Chelsea Rendon plays Mari in Starz's "Vida." Courtesy of Erica Parise, Starz

"Vida" depicts a very different dynamic. It's set in a historically immigrant neighborhood southeast of downtown L.A., where a radical anti-gentrification movement has led a handful of recently opened galleries and at least one coffee shop to close and leave.

Many of "Vida's" scenes are ripped from the headlines, including when the character Mari spray-paints "white art" (along with an expletive) on a gallery window, an actual oft-cited act of Boyle Heights activist vandalism. The show tells the story of two sisters who grew up in the neighborhood but left for Chicago and San Francisco. Show creator Tanya Saracho says "Vida" is about gente-fication, "gentrification of a Latinx space by other, usually upwardly mobile, Latinxs," she says. "By definition, the sisters coming back and taking over their dead mother's bar, with plans for improvement, makes them gente-fiers."

Now Saracho has herself been accused of gente-fication. Activists argue that she and Starz are profiting off the neighborhood by telling a story about it, and have issued calls to protest on location during production for Season 2. Saracho declined to comment on the topic, preferring to discuss her aims for the series. "I seek to humanize us," says the showrunner, who was born in Mexico. "We have gotten so very few chances to tell our stories that we are thirsty for any attempt at representation."

Reynolds and Cedric also have lofty goals. Calvin and Dave will become friends, allowing more of their cultural differences to bump up against one another. Cedric describes it as a "family comedy with some degree of the old Norman Lear energy." He adds, "We wanted to show how we have to learn to grow, accept, let go of ideas, and allow us to be better people."

At the end of the pilot, Dave earnestly expresses to Malcolm Butler, Calvin's second son, in a quiet moment, "I really think that if we could focus on what we have in common rather than what makes us different, then we could solve a lot of our problems."
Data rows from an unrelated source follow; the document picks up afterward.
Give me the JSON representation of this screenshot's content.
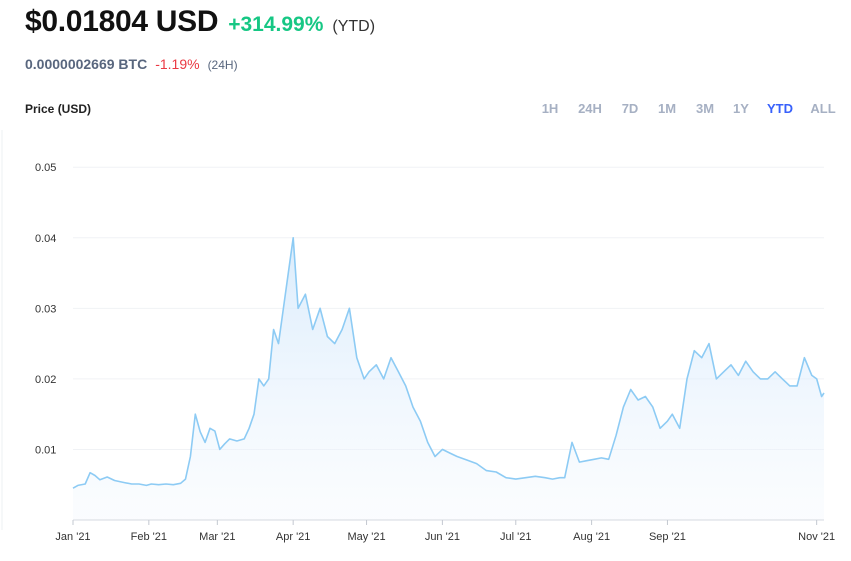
{
  "header": {
    "price": "$0.01804 USD",
    "change": "+314.99%",
    "change_period": "(YTD)",
    "btc_price": "0.0000002669 BTC",
    "btc_change": "-1.19%",
    "btc_period": "(24H)"
  },
  "chart_label": "Price (USD)",
  "range_tabs": [
    "1H",
    "24H",
    "7D",
    "1M",
    "3M",
    "1Y",
    "YTD",
    "ALL"
  ],
  "active_range": "YTD",
  "colors": {
    "positive": "#16c784",
    "negative": "#ea3943",
    "line": "#8dcbf4",
    "active_tab": "#3861fb"
  },
  "chart_data": {
    "type": "area",
    "title": "",
    "xlabel": "",
    "ylabel": "Price (USD)",
    "ylim": [
      0,
      0.05
    ],
    "y_ticks": [
      "0.05",
      "0.04",
      "0.03",
      "0.02",
      "0.01"
    ],
    "x_ticks": [
      "Jan '21",
      "Feb '21",
      "Mar '21",
      "Apr '21",
      "May '21",
      "Jun '21",
      "Jul '21",
      "Aug '21",
      "Sep '21",
      "Nov '21"
    ],
    "grid": true,
    "series": [
      {
        "x": [
          "2021-01-01",
          "2021-01-03",
          "2021-01-06",
          "2021-01-08",
          "2021-01-10",
          "2021-01-12",
          "2021-01-15",
          "2021-01-18",
          "2021-01-22",
          "2021-01-25",
          "2021-01-28",
          "2021-01-31",
          "2021-02-02",
          "2021-02-05",
          "2021-02-08",
          "2021-02-11",
          "2021-02-14",
          "2021-02-16",
          "2021-02-18",
          "2021-02-20",
          "2021-02-22",
          "2021-02-24",
          "2021-02-26",
          "2021-02-28",
          "2021-03-02",
          "2021-03-04",
          "2021-03-06",
          "2021-03-09",
          "2021-03-12",
          "2021-03-14",
          "2021-03-16",
          "2021-03-18",
          "2021-03-20",
          "2021-03-22",
          "2021-03-24",
          "2021-03-26",
          "2021-03-28",
          "2021-03-30",
          "2021-04-01",
          "2021-04-03",
          "2021-04-06",
          "2021-04-09",
          "2021-04-12",
          "2021-04-15",
          "2021-04-18",
          "2021-04-21",
          "2021-04-24",
          "2021-04-27",
          "2021-04-30",
          "2021-05-02",
          "2021-05-05",
          "2021-05-08",
          "2021-05-11",
          "2021-05-14",
          "2021-05-17",
          "2021-05-20",
          "2021-05-23",
          "2021-05-26",
          "2021-05-29",
          "2021-06-01",
          "2021-06-04",
          "2021-06-07",
          "2021-06-11",
          "2021-06-15",
          "2021-06-19",
          "2021-06-23",
          "2021-06-27",
          "2021-07-01",
          "2021-07-05",
          "2021-07-09",
          "2021-07-13",
          "2021-07-16",
          "2021-07-19",
          "2021-07-21",
          "2021-07-24",
          "2021-07-27",
          "2021-07-30",
          "2021-08-02",
          "2021-08-05",
          "2021-08-08",
          "2021-08-11",
          "2021-08-14",
          "2021-08-17",
          "2021-08-20",
          "2021-08-23",
          "2021-08-26",
          "2021-08-29",
          "2021-09-01",
          "2021-09-03",
          "2021-09-06",
          "2021-09-09",
          "2021-09-12",
          "2021-09-15",
          "2021-09-18",
          "2021-09-21",
          "2021-09-24",
          "2021-09-27",
          "2021-09-30",
          "2021-10-03",
          "2021-10-06",
          "2021-10-09",
          "2021-10-12",
          "2021-10-15",
          "2021-10-18",
          "2021-10-21",
          "2021-10-24",
          "2021-10-27",
          "2021-10-30",
          "2021-11-01",
          "2021-11-03",
          "2021-11-04"
        ],
        "values": [
          0.0045,
          0.0049,
          0.0051,
          0.0067,
          0.0063,
          0.0057,
          0.0061,
          0.0056,
          0.0053,
          0.0051,
          0.0051,
          0.0049,
          0.0051,
          0.005,
          0.0051,
          0.005,
          0.0052,
          0.0058,
          0.009,
          0.015,
          0.0125,
          0.011,
          0.013,
          0.0126,
          0.01,
          0.0108,
          0.0115,
          0.0112,
          0.0115,
          0.013,
          0.015,
          0.02,
          0.019,
          0.02,
          0.027,
          0.025,
          0.03,
          0.035,
          0.04,
          0.03,
          0.032,
          0.027,
          0.03,
          0.026,
          0.025,
          0.027,
          0.03,
          0.023,
          0.02,
          0.021,
          0.022,
          0.02,
          0.023,
          0.021,
          0.019,
          0.016,
          0.014,
          0.011,
          0.009,
          0.01,
          0.0095,
          0.009,
          0.0085,
          0.008,
          0.007,
          0.0068,
          0.006,
          0.0058,
          0.006,
          0.0062,
          0.006,
          0.0058,
          0.006,
          0.006,
          0.011,
          0.0082,
          0.0084,
          0.0086,
          0.0088,
          0.0086,
          0.012,
          0.016,
          0.0185,
          0.017,
          0.0175,
          0.016,
          0.013,
          0.014,
          0.015,
          0.013,
          0.02,
          0.024,
          0.023,
          0.025,
          0.02,
          0.021,
          0.022,
          0.0205,
          0.0225,
          0.021,
          0.02,
          0.02,
          0.021,
          0.02,
          0.019,
          0.019,
          0.023,
          0.0205,
          0.02,
          0.0175,
          0.018
        ]
      }
    ]
  }
}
Malcolm replies, "That may be true. But I also think it's a lot easier for someone like you to believe that than it is for someone like me."

Dave responds simply, "OK."

Kaplan isn't sure whites and blacks can ever truly be neighbors. "Gentrification is a euphemism for non-integration. Whites come in and when they occupy space, it has to be white." She describes an advertisement she saw on the website for an apartment complex on Crenshaw. "I was very startled to find the site has all white people in the pictures and ads. It was chilling."
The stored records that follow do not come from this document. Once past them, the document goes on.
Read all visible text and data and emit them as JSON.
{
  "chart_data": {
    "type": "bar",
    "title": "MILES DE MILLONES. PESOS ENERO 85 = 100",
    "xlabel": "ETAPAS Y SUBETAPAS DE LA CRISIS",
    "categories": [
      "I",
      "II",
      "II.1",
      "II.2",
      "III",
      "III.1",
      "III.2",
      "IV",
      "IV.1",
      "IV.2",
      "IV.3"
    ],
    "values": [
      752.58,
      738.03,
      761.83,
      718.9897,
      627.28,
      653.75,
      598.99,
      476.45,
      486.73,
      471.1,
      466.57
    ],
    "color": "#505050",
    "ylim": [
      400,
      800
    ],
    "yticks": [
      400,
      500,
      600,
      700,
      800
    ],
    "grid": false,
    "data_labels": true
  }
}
Kaplan describes neighborhood diversity - of race or class - as typically temporary, only existing during gentrification, which is a small window. These television shows depict that window. "The Neighborhood" argues that we can learn to get along if we become neighbors. But once the forces of gentrification are in motion, we might not be neighbors for long.

It's already happening to Reynolds' Pasadena neighborhood. "When my family moved in, it was with zero intention of being gentrifiers, but I have come to realize that, despite that intention, we are contributing to that development," he says. "People I have come to appreciate and befriend are moving away. To see my community replaced with something more homogeneous is the opposite of what I wanted. And yet there is a sense of inevitability. It's a system. It's driven by money. And it is much larger than the individuals themselves."